Stefan Schmitt - Astrologe - Tarot - Edelsteintherapeut - Numerologe - Autor

Trauer darf und muss gestattet sein und darf kein Tabuthema bleiben!

Die Trauer:

In unserer Gesellschaft ist das Thema Trauer meist ein Tabuthema und man redet nicht darüber, weil man es sich einfach nicht traut. Es ist ein Tabuthema, welches uns große Angst macht. Doch jeder von uns wird früher oder später im Leben mit diesem schmerzlichen Thema konfrontiert werden, sei es, das ein lieber Mensch stirbt oder auch ein lieber Mensch wegzieht.

Auch wenn man in völliger Isolation lebt und keinen an sich ranlässt, so wird sich ein Gefühl der Trauer, nämlich der Eigentrauer entwickeln. Niemand kann um die Trauer einen Bogen machen, niemand kann sich diesem Thema entziehen. Wenn das Thema Trauer aktuell wird, dann kommen in uns Gefühle hoch, die nicht alltäglich sind, die wir nicht so kennen, wie die „normalen“ Gefühle der Freude oder auch Angst. Sie machen uns Angst und wir glauben, dass wir diese Gefühle nicht aushalten können und noch verrückt werden.
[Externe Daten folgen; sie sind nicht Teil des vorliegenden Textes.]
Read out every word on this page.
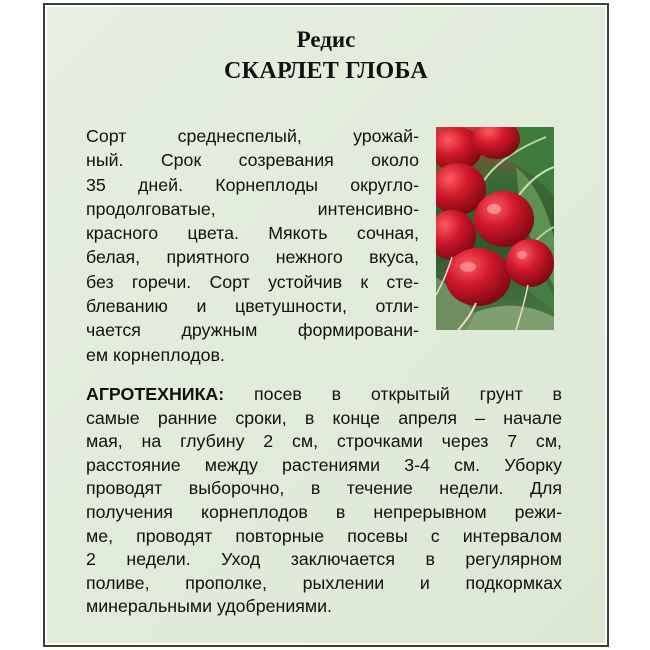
Редис
СКАРЛЕТ ГЛОБА

Сорт среднеспелый, урожай-
ный. Срок созревания около
35 дней. Корнеплоды округло-
продолговатые, интенсивно-
красного цвета. Мякоть сочная,
белая, приятного нежного вкуса,
без горечи. Сорт устойчив к сте-
блеванию и цветушности, отли-
чается дружным формировани-
ем корнеплодов.

АГРОТЕХНИКА: посев в открытый грунт в
самые ранние сроки, в конце апреля – начале
мая, на глубину 2 см, строчками через 7 см,
расстояние между растениями 3-4 см. Уборку
проводят выборочно, в течение недели. Для
получения корнеплодов в непрерывном режи-
ме, проводят повторные посевы с интервалом
2 недели. Уход заключается в регулярном
поливе, прополке, рыхлении и подкормках
минеральными удобрениями.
Wenn man sich mit dem Thema der Trauer nicht auseinandersetzt und sie überwindet, dann wird man daran körperlich und seelisch zerbrechen.

Ich möchte nun einmal auf die 4 Phasen der Trauer einzugehen:
1. Die Trauerphase des Nicht-Wahrhabens-Wollens und der Verleugnung:
In dieser Phase der Trauerarbeit will man erst einmal nicht wahrhaben, dass ein uns nahe liegender Mensch „weg ist“, und zwar für immer. Man befindet sich in einem Schock und in einer Art Trance.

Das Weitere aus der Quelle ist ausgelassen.